Originally Published October, 1991
St. Martin's Press, $18.95
ISBN 0-312-06467-5
Currently Out-of-Print

Smash Cut:

By Steven Womack

Chapter 1

Damn, the sweltering, overweight man thought, these Orientals just don't sweat.

Robert J. Thibodeaux, the sixty-year-old president of the Louisiana Power Company, leaned to his left as the chopper banked and headed upriver toward the ghostly white images ahead and below. The helicopter had lifted off only minutes before, leaving behind the stifling traffic of the Crescent City as it inched along in its morning rush-hour crawl.

"This beats driving, don't it!" Thibodeaux yelled. Sweat beaded on his forehead, above his upper lip, and around the collar of the short-sleeved polyester dress shirt. Even in the air-conditioned helicopter, the summer heat was tough on a body.

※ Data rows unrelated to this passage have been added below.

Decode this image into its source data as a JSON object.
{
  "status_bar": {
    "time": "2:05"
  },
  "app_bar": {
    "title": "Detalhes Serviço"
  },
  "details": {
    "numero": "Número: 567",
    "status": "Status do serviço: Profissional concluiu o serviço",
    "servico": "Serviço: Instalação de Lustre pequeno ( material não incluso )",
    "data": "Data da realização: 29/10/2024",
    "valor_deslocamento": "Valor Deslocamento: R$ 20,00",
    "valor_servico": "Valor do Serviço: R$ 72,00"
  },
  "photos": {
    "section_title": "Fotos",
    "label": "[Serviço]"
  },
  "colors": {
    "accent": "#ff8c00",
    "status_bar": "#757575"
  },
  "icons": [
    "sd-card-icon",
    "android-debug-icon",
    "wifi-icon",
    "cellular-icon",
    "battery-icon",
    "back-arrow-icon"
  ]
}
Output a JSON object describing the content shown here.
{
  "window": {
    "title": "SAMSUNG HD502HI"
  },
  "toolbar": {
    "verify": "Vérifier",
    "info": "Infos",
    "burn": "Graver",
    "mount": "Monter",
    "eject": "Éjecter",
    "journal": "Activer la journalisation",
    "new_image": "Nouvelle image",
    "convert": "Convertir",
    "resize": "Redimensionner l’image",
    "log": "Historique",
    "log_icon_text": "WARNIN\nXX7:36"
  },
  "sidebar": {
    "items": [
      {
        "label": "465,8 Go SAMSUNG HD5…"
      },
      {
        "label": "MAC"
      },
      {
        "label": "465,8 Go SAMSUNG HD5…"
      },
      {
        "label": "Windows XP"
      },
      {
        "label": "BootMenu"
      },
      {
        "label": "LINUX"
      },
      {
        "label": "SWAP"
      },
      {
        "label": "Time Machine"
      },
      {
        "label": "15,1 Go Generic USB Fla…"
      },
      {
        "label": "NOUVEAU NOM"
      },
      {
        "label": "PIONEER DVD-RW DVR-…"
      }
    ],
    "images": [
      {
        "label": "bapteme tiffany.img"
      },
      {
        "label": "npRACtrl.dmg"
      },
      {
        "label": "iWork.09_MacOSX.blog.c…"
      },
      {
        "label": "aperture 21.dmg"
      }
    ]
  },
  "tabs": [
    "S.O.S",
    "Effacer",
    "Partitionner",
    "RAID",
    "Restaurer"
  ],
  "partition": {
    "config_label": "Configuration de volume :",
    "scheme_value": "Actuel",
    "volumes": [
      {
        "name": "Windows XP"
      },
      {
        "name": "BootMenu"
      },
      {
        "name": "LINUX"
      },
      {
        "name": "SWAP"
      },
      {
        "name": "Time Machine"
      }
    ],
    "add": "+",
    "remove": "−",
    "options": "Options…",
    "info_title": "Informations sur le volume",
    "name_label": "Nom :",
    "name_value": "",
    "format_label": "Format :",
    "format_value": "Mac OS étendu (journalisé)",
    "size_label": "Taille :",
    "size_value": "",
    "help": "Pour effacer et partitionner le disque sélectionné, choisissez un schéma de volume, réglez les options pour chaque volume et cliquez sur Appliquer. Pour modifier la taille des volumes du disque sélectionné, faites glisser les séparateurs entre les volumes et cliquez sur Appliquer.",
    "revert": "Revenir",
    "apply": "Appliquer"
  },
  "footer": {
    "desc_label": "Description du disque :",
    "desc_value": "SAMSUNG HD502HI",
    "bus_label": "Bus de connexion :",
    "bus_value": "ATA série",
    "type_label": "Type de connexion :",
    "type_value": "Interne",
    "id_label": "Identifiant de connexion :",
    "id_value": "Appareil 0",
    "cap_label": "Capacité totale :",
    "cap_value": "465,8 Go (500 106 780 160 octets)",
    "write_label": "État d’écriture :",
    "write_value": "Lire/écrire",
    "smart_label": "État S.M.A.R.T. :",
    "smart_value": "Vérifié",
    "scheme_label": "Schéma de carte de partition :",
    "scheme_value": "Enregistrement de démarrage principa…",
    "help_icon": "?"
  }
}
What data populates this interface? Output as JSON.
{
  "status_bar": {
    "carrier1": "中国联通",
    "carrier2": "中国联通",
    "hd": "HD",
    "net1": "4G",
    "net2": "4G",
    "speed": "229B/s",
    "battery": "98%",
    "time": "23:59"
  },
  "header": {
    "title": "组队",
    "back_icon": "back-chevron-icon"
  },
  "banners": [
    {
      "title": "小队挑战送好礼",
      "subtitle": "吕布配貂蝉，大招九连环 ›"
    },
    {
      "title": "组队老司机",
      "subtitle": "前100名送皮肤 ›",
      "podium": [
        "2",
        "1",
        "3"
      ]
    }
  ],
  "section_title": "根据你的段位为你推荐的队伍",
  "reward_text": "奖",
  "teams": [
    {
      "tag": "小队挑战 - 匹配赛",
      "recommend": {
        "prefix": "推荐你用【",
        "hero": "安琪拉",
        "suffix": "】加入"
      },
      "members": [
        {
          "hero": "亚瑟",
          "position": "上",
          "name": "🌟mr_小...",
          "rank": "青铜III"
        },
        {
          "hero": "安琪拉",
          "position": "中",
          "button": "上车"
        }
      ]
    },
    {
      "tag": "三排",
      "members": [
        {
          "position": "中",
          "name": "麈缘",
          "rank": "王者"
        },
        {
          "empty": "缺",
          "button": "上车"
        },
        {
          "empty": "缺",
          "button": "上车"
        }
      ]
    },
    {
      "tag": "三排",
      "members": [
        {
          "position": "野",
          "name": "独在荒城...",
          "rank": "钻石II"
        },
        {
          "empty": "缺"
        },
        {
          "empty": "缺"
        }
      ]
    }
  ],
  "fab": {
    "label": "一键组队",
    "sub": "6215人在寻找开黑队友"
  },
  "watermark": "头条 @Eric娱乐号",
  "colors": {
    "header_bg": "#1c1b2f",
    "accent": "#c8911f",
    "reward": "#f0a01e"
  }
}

The man next to him, who'd left his suit coat on, turned and stared. The lack of expression on his face and the absence of visible moisture anywhere on him quietly astounded Thibodeaux.

Andrew Kwang's mind and voice were calm. He had learned many years ago not to let his discomfort betray him.

Thibodeaux sweats not only from the heat.

The city was receding behind them now as the pilot slid the chopper upriver beyond the skyscrapers and the automobiles. Miles behind them, the Louisiana Superdome faded to golf-ball size, and the river bridges came to resemble pieces from a child's erector set. There was some turbulence in the morning air, but Kwang didn't notice. His mind was centered on what lay ahead of him. Only he could make the final decision, the result of months of negotiations and hard, painstaking compromise.

Out of the hazy early-morning blend of humidity and pollution from the upstream refineries, the massive, sprawling facility gradually came into focus.

To the left was an enormous blockhouse of concrete and steel. By itself, it covered an area the size of several football fields, but it was dwarfed by the staggeringly huge cooling unit that stood next to it. The cooling unit looked like an enormous hourglass, Kwang thought, only not so pinched in the middle. It stood hundreds of feet tall and was the biggest single piece of poured concrete he'd ever seen.

Thibodeaux reached in front of him and tapped the pilot on the shoulder. When the young man turned, the older man made a circling motion with his bare forearm, his thumb and index finger held to a point. The pilot nodded; the helicopter began a circling descent.

In seconds, they were hovering over the open throat of the tower. It seemed to go down forever into darkness. Try as he might, Kwang could not see down to the bottom. He had the figures in his head, but they had been meaningless until he'd actually seen the tower. It was titanic, bigger than anything he had imagined. He nodded slightly. The pilot circled again, to within a couple of hundred feet of the tower itself.

Yes, Kwang thought, it would do nicely.

Thibodeaux tapped the pilot's shoulder again and made a thumbs-up gesture. The pilot pushed in the throttle. The whine of the turbine grew as the chopper climbed and headed back toward the city.

"Well, Mr. Kwang, that's it," Thibodeaux shouted over the noise. "The Riverbend Nuclear Power Plant. What do you think?"

Kwang pasted on his inscrutable Oriental smile, his one concession to Occidental expectations.

"I'11 take it," he said in a normal voice, confident that the sweating Thibodeaux could read his lips.